Poetry Book Review: “LIFE ON MARS” by Tracy K. Smith
Many readers may find it necessary to read this book more than once – both for understanding and just because they want to read it again.
It almost seems at times that Tracy Smith’s work in “LIFE ON MARS” Is written for an audience in another time. References to rock star David Bowie, for example, might seem more at home in the 1990’s than on the threshold of the teens in this century; and surely within the decade even the great Hubble Telescope will send many readers clicking for Wiki. Yet at other times the poet’s sensual imagery and metaphors that stretch the reader’s imagination like Gumby in the ungentle hands of two nine-year-olds (or beauty in the eyes of love) are timeless.
The poet’s masterful slant rhymes made me smile every time. The poem, “EGGS NORWEGIAN” turns on a dime so fast I was left breathless. I found it fascinating that the title poem, “LIFE ON MARS”, actually a set of nine poems, is the most disturbing in the collection, full of dark images brewed from the bitterest dregs of news from around the world. The following two lines, I believe, epitomize the sentiment of the poem:
“… How else could we get things so wrong / Like a story hacked to bits…”
Perhaps the most finely crafted poem – actually seven poems, the poem seeming to reinvent itself on each consecutive page – is “THE SPEED OF BELIEF”, Tracy Smith’s elegy for her father, Floyd William Smith. I can imagine it written slowly and carefully over a period of months. It has the feel of being unedited, written in a sure, slow hand.
“… and who were we / Without your clean profile nicking away / At anything that made us afraid?”
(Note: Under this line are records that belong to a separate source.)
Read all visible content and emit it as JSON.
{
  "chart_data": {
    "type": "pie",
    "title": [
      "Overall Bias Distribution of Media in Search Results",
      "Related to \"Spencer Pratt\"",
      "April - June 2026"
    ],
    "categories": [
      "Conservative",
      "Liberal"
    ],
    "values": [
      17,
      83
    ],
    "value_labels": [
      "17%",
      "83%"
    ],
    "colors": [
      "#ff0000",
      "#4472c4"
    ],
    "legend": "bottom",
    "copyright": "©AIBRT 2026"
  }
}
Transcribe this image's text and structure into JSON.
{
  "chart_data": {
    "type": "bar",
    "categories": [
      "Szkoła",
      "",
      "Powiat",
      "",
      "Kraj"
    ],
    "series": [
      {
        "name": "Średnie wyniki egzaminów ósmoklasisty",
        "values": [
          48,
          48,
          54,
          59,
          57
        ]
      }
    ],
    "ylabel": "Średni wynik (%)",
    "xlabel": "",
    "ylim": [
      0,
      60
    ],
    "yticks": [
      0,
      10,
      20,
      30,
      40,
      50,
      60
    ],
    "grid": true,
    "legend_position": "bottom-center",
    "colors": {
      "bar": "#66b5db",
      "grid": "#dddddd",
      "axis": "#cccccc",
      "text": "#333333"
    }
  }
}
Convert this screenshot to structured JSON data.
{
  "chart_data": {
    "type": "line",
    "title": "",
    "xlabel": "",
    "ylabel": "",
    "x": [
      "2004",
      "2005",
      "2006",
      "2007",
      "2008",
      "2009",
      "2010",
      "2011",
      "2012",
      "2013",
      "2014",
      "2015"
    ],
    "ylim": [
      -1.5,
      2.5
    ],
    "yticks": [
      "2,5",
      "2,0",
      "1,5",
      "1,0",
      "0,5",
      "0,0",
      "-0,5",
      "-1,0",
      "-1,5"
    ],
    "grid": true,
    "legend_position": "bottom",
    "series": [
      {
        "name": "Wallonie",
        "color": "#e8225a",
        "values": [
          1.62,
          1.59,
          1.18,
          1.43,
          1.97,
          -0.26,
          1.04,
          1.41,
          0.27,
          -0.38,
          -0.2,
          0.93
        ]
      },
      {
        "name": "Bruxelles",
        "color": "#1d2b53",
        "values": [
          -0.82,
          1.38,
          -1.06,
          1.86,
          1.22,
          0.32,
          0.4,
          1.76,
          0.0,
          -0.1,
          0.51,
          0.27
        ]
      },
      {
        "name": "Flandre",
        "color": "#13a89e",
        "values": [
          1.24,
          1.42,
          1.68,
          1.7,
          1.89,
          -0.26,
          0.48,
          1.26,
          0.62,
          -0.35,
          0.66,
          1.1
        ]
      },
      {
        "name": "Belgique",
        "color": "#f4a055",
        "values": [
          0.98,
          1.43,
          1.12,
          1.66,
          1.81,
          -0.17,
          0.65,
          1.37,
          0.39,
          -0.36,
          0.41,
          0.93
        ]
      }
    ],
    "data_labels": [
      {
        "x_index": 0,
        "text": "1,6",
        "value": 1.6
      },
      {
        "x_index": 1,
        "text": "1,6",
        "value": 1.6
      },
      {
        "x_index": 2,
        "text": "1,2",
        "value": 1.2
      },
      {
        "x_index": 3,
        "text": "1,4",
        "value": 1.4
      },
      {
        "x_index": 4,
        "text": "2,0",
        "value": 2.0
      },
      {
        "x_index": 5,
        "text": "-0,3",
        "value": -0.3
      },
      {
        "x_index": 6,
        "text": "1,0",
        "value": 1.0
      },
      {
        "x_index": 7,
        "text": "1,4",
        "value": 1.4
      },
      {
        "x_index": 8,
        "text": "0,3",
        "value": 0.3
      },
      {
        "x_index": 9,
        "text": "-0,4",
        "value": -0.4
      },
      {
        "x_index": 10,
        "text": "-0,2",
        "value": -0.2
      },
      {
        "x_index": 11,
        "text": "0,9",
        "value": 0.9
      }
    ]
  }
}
The timeless aspect of the works in this collection is the feelings that are conveyed in a way that only well written poetry can convey. For this reason I predict that centuries from now, if there are readers, they will read this work without worrying about obscure historical references, because the conveyance of feeling alone will be strong enough to move them. I guess time will tell.